- Born: 17 July 1926
- Died: 6 September 2010
- Scientific career
- Institutions: UC Berkeley
- Notable students: Earl D. Shaw

= Alan M. Portis =

American physicist

Alan Mark Portis (July 17, 1926 - September 6, 2010) was an American solid-state physicist and founder of the Berkeley Physics Laboratory.

==Career==
Alan Portis was the dean of engineering at Berkeley as well as an engineering professor. He was an early researcher in electron paramagnetic resonance. He also founded the Berkeley Physics Laboratory. For the development of laboratory courses and curricula at UC Berkeley, he received the Millikan Medal from the American Association of Physics Teachers. Portis was the doctoral advisor of the 2000 Nobel Prize laureate in Chemistry Alan J. Heeger, as well as Nai Phuan Ong and Myron Salamon, both of whom were elected Fellows of the American Physical Society.

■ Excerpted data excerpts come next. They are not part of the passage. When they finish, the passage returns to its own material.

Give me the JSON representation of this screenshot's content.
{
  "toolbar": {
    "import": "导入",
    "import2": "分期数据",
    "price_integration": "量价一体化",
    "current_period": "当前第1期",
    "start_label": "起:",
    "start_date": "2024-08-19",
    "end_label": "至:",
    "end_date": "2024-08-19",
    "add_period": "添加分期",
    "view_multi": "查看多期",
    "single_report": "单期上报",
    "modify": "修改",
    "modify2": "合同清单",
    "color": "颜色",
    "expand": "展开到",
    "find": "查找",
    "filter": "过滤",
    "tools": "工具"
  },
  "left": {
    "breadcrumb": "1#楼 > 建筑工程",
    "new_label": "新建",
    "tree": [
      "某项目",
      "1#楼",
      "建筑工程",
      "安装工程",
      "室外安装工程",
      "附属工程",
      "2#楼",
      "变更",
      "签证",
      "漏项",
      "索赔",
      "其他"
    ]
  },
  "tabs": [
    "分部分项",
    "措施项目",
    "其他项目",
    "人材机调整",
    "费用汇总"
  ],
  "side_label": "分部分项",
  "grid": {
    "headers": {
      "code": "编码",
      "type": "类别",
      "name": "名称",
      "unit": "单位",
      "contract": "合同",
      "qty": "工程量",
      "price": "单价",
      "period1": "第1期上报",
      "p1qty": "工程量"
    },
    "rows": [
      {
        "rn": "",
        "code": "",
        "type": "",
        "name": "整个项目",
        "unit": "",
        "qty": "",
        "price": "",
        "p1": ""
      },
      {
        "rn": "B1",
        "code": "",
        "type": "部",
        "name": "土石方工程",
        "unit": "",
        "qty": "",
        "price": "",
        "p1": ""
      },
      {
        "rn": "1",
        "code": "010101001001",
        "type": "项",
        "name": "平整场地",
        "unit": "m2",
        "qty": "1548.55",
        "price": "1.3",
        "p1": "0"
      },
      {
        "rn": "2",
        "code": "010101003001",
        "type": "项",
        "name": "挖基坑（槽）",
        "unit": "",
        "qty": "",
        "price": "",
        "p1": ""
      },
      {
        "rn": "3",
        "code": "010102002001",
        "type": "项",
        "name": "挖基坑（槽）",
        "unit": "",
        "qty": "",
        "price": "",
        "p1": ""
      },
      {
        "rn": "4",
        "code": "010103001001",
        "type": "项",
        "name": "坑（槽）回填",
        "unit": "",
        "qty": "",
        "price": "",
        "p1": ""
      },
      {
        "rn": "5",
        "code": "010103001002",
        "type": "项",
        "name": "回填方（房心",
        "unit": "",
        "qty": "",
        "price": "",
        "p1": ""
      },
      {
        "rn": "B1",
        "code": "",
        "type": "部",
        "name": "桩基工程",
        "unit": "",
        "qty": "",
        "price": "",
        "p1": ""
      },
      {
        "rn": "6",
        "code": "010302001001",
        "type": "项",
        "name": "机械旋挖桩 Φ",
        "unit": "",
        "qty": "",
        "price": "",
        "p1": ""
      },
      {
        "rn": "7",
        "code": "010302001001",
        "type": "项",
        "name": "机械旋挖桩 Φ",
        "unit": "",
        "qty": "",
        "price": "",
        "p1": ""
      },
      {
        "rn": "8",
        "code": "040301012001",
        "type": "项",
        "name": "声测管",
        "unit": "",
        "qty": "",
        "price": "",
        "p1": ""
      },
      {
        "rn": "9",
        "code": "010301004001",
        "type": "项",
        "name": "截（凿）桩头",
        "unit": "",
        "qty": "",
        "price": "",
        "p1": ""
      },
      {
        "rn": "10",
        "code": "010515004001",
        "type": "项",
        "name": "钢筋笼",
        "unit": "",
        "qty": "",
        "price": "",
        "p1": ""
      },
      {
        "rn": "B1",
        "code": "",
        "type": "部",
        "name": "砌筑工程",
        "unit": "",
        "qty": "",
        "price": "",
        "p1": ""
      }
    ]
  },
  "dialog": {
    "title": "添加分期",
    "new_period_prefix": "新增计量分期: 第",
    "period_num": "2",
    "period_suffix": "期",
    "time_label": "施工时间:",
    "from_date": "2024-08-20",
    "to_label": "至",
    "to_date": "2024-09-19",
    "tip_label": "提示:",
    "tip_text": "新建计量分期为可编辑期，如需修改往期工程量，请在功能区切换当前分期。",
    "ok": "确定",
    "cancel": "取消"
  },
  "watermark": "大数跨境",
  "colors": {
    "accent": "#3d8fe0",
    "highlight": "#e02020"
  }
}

Portis was a Guggenheim Fellow in 1965.
Portis was elected a Fellow of the American Association for the Advancement of Science in February 1976. He was also a Fellow of the American Physical Society.

Portis was also the first director of Berkeley's Lawrence Hall of Science, and one of the founders of the Search for Excellence in Science and Mathematics (SESAME) Group at UC Berkeley.